CHALANDS ET VISITEURS EN JOIE
Fermiers et fermières de la campagne Séderonnaise et des villages voisins, parfois accompagnés de leurs enfants [1] si on envisageait des achats pour eux, envahissaient les rues et les places. Notre chef-lieu de canton nous paraissait ainsi affirmer son prestige.
Le conseiller général, Monsieur Maigre, de Laborel, rendait visite à la mairie, recevait des électeurs et saluait ses amis au hasard des rencontres. Dans la grande rue, on avait du mal à circuler ; fort heureusement les autos étaient encore relativement rares. Les jardinières et charrettes étaient garées sur les espaces libres, souvent à la Rosière [2] qui borde le bourg au pied du Crapon, tandis que mules et chevaux étaient attachés à des anneaux de fer fixés sur les façades, ou encore logés dans des « écuries sans garantie » connues des habitués.
On venait à la foire de loin, souvent endimanchés. C’était l’occasion pour les habitants des communes les plus excentrées du canton de venir au chef-lieu pour des démarches administratives ou commerciales. On entendait parler de Laux-Montaux, Villebois, Laborel, villages situés au-delà du Col Saint Jean, comme d’un lointain mystérieux et inaccessibles.
À l’occasion parents et amis se rencontraient. Les cafés étaient bondés, embrumés par l’odeur fumeuse du tabac qui se répandait dans la rue bruyante d’appels, de discussions, d’exclamations. On échangeait des informations sur l’avancement des travaux agricoles, sur les aléas du temps et des dictons météorologiques. Les anecdotes comiques ou ironiques ponctuaient les discours car ce jour était aussi un moment de détente, en dépit des préoccupations marchandes, pour ces rudes travailleurs des champs.
La plupart des conversations se déroulaient dans la langue du pays communément désignée par le terme trop péjoratif de « patois » (longtemps première langue orale par rapport au français répandu et valorisé par l’école). Chaque pays avait ses propres tournures, ses particularités d’expression et de prononciation. Ainsi à Lachau, le f devenait ch. (« te chau ana » au lieu de « te fau ana » pour signifier : il faut que tu ailles).
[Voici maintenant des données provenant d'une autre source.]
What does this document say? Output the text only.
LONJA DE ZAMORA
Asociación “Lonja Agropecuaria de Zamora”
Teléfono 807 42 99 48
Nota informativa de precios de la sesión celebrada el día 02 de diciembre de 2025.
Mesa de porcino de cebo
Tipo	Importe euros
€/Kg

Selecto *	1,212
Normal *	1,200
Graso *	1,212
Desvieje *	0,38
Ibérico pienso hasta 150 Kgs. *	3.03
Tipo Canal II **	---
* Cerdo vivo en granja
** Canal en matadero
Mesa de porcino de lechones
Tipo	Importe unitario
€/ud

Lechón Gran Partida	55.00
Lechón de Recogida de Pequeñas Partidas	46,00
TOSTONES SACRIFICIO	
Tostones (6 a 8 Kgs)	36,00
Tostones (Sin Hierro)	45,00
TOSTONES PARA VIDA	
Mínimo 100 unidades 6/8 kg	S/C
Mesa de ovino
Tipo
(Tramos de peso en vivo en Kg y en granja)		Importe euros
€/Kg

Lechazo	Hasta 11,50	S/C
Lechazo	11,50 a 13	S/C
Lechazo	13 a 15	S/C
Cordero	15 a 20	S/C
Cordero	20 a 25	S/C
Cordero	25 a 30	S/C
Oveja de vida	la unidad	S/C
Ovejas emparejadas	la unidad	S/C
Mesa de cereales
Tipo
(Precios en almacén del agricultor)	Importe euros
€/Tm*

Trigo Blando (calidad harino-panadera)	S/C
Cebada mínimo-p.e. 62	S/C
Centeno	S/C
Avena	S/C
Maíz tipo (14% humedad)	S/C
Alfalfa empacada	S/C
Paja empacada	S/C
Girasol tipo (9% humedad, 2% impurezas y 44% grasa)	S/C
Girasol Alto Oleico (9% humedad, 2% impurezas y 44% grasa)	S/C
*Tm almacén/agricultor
Cette diversité des gens, des vêtements, des propos, était étonnante et très plaisante ; on ne peut l’évoquer sans quelque nostalgie – qui n’est pas du conservatisme......Vaste sujet de réflexion à notre époque où la banalisation d’une certaine médiocrité tend à s’imposer, du fait, notamment des grands médias.....
A propos, justement, de Laborel, cette commune d’au-delà des monts, qui avait le désavantage de ne posséder qu’une boulangerie (alors que Séderon en comptait fièrement quatre !) Paul Bruis, le mécanicien-forgeron de la « planette » rapportait les paroles d’un compère facétieux qui raillait gentiment les habitants de ce village en jouant habilement de l’ambiguïté de mot « panoucho » lequel dans la langue de Mistral – et celle de chez nous – désignait à la fois la serpillière à long manche servant au nettoyage du four du boulanger et une femme mal tenue, ou de moeurs discutables (que l’on nommait, chez nous, par le terme francisé de « panouche »). « Pamen ! n’agué qu’un four amé tant de panoucho ! » (Tout de même ! n’avoir qu’un four avec tant de panouches !). Ce qui n’était pas très gentil pour les femmes de Laborel, mais facilement accepté dans un contexte de plaisanterie.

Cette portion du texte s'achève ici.